Machine Learning with R - Introduction
Prerequisites (knowledge of topic)
This course assumes no prior experience with machine learning or R, though it may be helpful to be familiar with introductory statistics and programming.
A laptop computer is required to complete the in-class exercises.
R (https://www.r-project.org/) and R Studio (https://www.rstudio.com/products/rstudio/) are available at no cost and are needed for this course.
Machine learning, put simply, involves teaching computers to learn from experience, typically for the purpose of identifying or responding to patterns or making predictions about what may happen in the future. This course is intended to be an introduction to machine learning methods through the exploration of real-world examples. We will cover the basic math and statistical theory needed to understand and apply many of the most common machine learning techniques, but no advanced math or programming skills are required. The target audience may include social scientists or practitioners who are interested in understanding more about these methods and their applications. Students with extensive programming or statistics experience may be better served by a more theoretical course on these methods.
The course will be designed to be interactive, with ample time for hands-on practice with the Machine Learning methods. Each day will include several lectures based on a Machine Learning topic, in addition to hands-on “lab” sections to apply the learnings to new datasets (or your own data, if desired).
The schedule will be as follows:
Day 1: Introducing Machine Learning with R
- How machines learn
- Using R, R Studio, and R Markdown
- k-Nearest Neighbors
- Lab sections – installing R, using R Markdown, choosing own dataset (if desired)
Day 2: Intermediate ML Methods – Classification Models
- Quiz on Day 1 material
- Naïve Bayes
- Decision Trees and Rule Learners
- Lab sections – practicing with Naïve Bayes and decision trees
Day 3: Intermediate ML Methods – Numeric Prediction
- Quiz on Day 2 material
- Linear Regression
- Regression trees
- Logistic regression
- Lab sections – practicing with regression methods
Day 4: Advanced Classification Models
- Quiz on Day 3 material
- Neural Networks
- Support Vector Machines
- Random Forests
- Lab section – practice with neural networks, SVMs, and random forests
Day 5: Other ML Methods
- Quiz on Day 4 material
- Association Rules
- Hierarchical clustering
- k-Means clustering
- Lab section – practice with these methods, work on final report
Machine Learning with R (2nd ed.) by Brett Lantz (2015). Packt Publishing
Supplementary / voluntary
Mandatory readings before course start
Please install R and R Studio on your laptop prior to the 1st class. Be sure that these are working correctly and that external packages can be installed.

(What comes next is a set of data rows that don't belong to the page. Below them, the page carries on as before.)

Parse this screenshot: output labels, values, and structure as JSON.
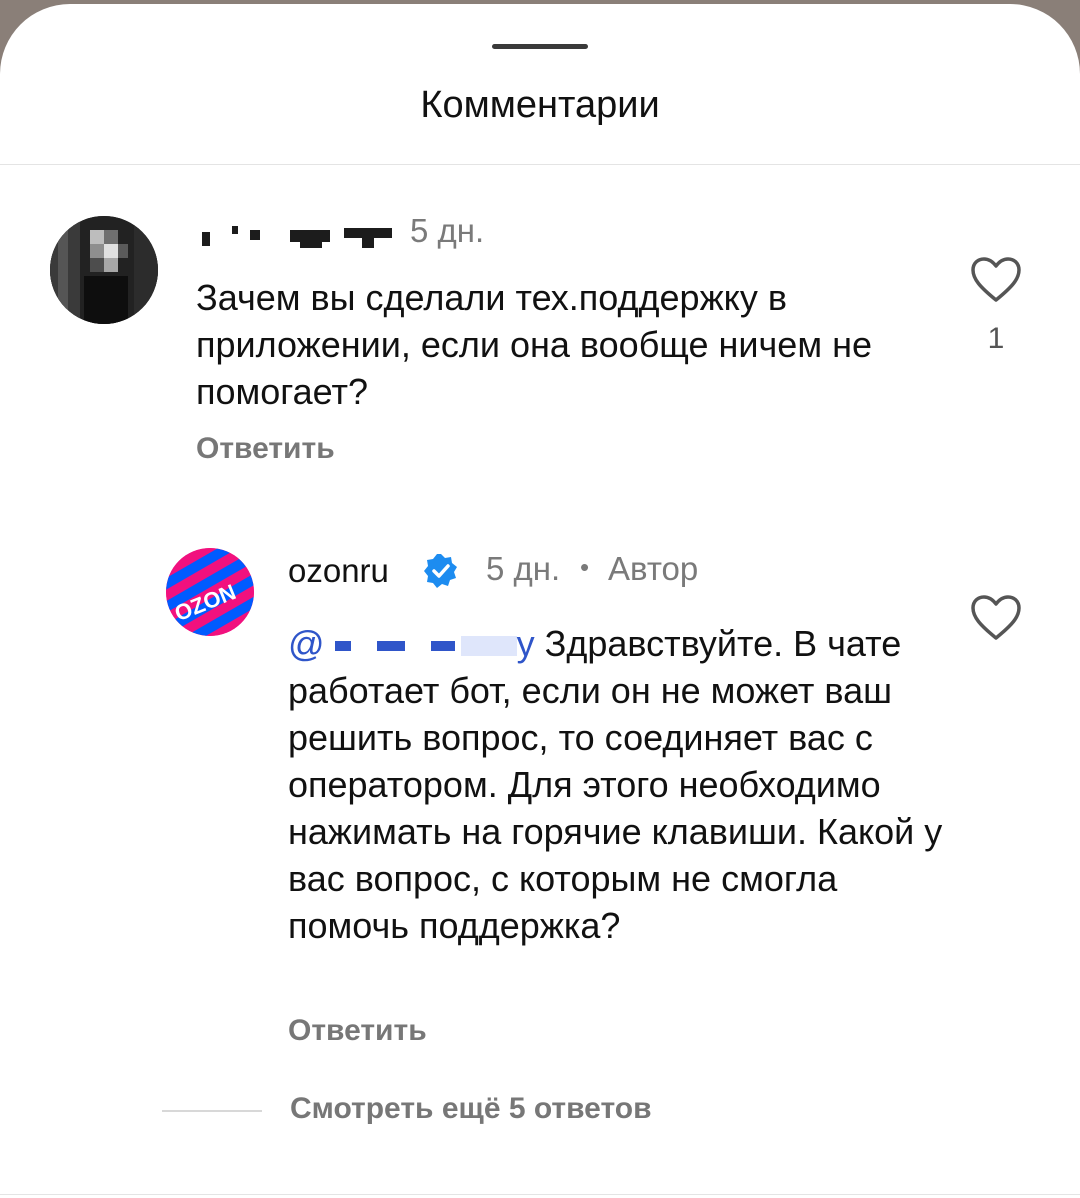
{
  "header": {
    "title": "Комментарии"
  },
  "comments": [
    {
      "username": "",
      "time": "5 дн.",
      "text": "Зачем вы сделали тех.поддержку в приложении, если она вообще ничем не помогает?",
      "reply_label": "Ответить",
      "likes": "1",
      "like_icon": "heart-outline-icon"
    },
    {
      "username": "ozonru",
      "verified_icon": "verified-badge-icon",
      "time": "5 дн.",
      "separator": "•",
      "author_label": "Автор",
      "mention_prefix": "@",
      "mention_tail": "у",
      "text": "Здравствуйте. В чате работает бот, если он не может ваш решить вопрос, то соединяет вас с оператором. Для этого необходимо нажимать на горячие клавиши. Какой у вас вопрос, с которым не смогла помочь поддержка?",
      "reply_label": "Ответить",
      "avatar_text": "OZON",
      "like_icon": "heart-outline-icon",
      "brand_colors": {
        "pink": "#f1117e",
        "blue": "#005bff"
      }
    }
  ],
  "more_replies": "Смотреть ещё 5 ответов",
  "colors": {
    "accent": "#2f55c9",
    "muted": "#777777",
    "verified": "#1d8cf0"
  }
}
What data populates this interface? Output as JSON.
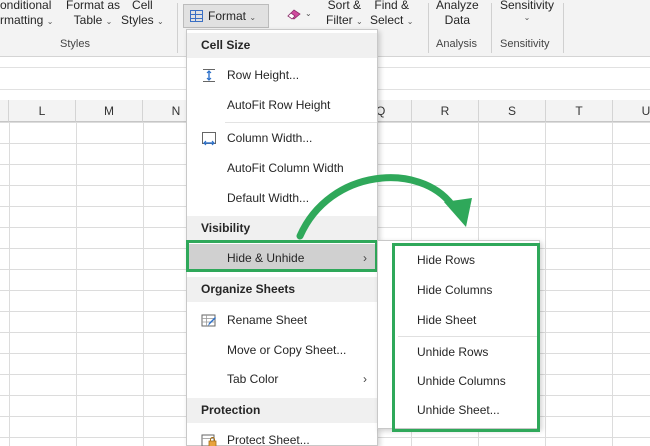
{
  "ribbon": {
    "conditional_formatting": [
      "onditional",
      "rmatting"
    ],
    "format_as_table": [
      "Format as",
      "Table"
    ],
    "cell_styles": [
      "Cell",
      "Styles"
    ],
    "styles_group": "Styles",
    "format_button": "Format",
    "sort_filter": [
      "Sort &",
      "Filter"
    ],
    "find_select": [
      "Find &",
      "Select"
    ],
    "analyze_data": [
      "Analyze",
      "Data"
    ],
    "analysis_group": "Analysis",
    "sensitivity": "Sensitivity",
    "sensitivity_group": "Sensitivity"
  },
  "columns": [
    "L",
    "M",
    "N",
    "Q",
    "R",
    "S",
    "T",
    "U"
  ],
  "menu": {
    "cell_size_header": "Cell Size",
    "row_height": "Row Height...",
    "autofit_row_height": "AutoFit Row Height",
    "column_width": "Column Width...",
    "autofit_column_width": "AutoFit Column Width",
    "default_width": "Default Width...",
    "visibility_header": "Visibility",
    "hide_unhide": "Hide & Unhide",
    "organize_header": "Organize Sheets",
    "rename_sheet": "Rename Sheet",
    "move_copy": "Move or Copy Sheet...",
    "tab_color": "Tab Color",
    "protection_header": "Protection",
    "protect_sheet": "Protect Sheet..."
  },
  "submenu": {
    "hide_rows": "Hide Rows",
    "hide_columns": "Hide Columns",
    "hide_sheet": "Hide Sheet",
    "unhide_rows": "Unhide Rows",
    "unhide_columns": "Unhide Columns",
    "unhide_sheet": "Unhide Sheet..."
  },
  "colors": {
    "highlight_green": "#2fa85a",
    "selected_item": "#d0d0d0",
    "section_bg": "#f0f0f0"
  },
  "icons": {
    "submenu_arrow": "›"
  }
}
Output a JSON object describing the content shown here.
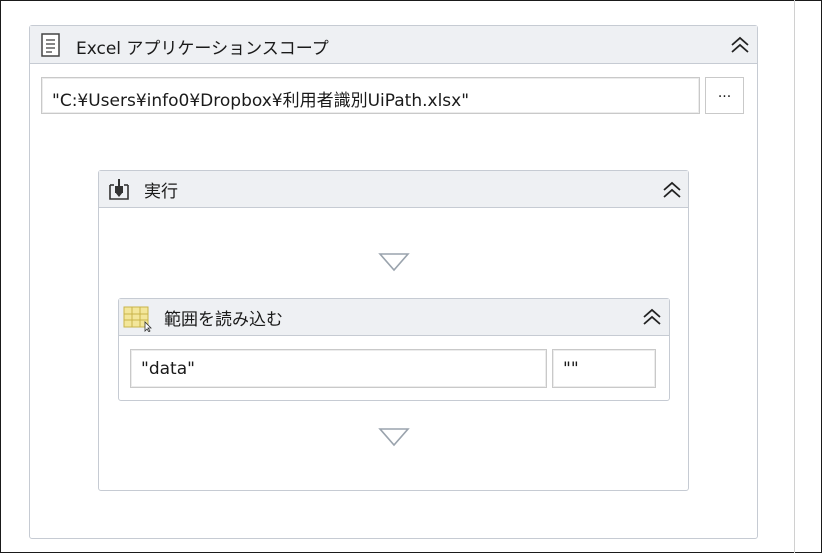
{
  "excel_scope": {
    "title": "Excel アプリケーションスコープ",
    "icon": "excel-document-icon",
    "collapse_icon": "double-chevron-up-icon",
    "workbook_path": "\"C:¥Users¥info0¥Dropbox¥利用者識別UiPath.xlsx\"",
    "browse_label": "..."
  },
  "execute": {
    "title": "実行",
    "icon": "execute-activity-icon",
    "collapse_icon": "double-chevron-up-icon"
  },
  "read_range": {
    "title": "範囲を読み込む",
    "icon": "read-range-icon",
    "collapse_icon": "double-chevron-up-icon",
    "sheet_name": "\"data\"",
    "range": "\"\""
  },
  "colors": {
    "header_bg": "#eef0f3",
    "border": "#c6cbd3",
    "drop_arrow": "#9aa3ad"
  }
}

Instructions for doing this are in the first chapter of Machine Learning with R.
60% of the course grade will be based on a project and final report (approximately 2-3 pages), to be delivered within 2-3 weeks after the course in R Notebook format. This will be graded based on its use of the methods covered in class as well as making appropriate conclusions from the data. The remaining 40% will be based on four short quizzes, which are based on the topics covered on the previous day.
Students may reference literature and class materials as needed when writing the final project report. The short in-class quizzes will be closed book and will measure the student’s understanding of the material covered in the previous day’s class.
The final project report should illustrate an ability to apply machine learning methods to a new dataset, which may be on a topic of the student’s choosing. The student should explore the data and explain the methods applied.
The quiz material will be based entirely on the lecture material, which is based on the required book, Machine Learning with R (2nd edition). Note that the lectures may include a small amount of additional material not found in the book.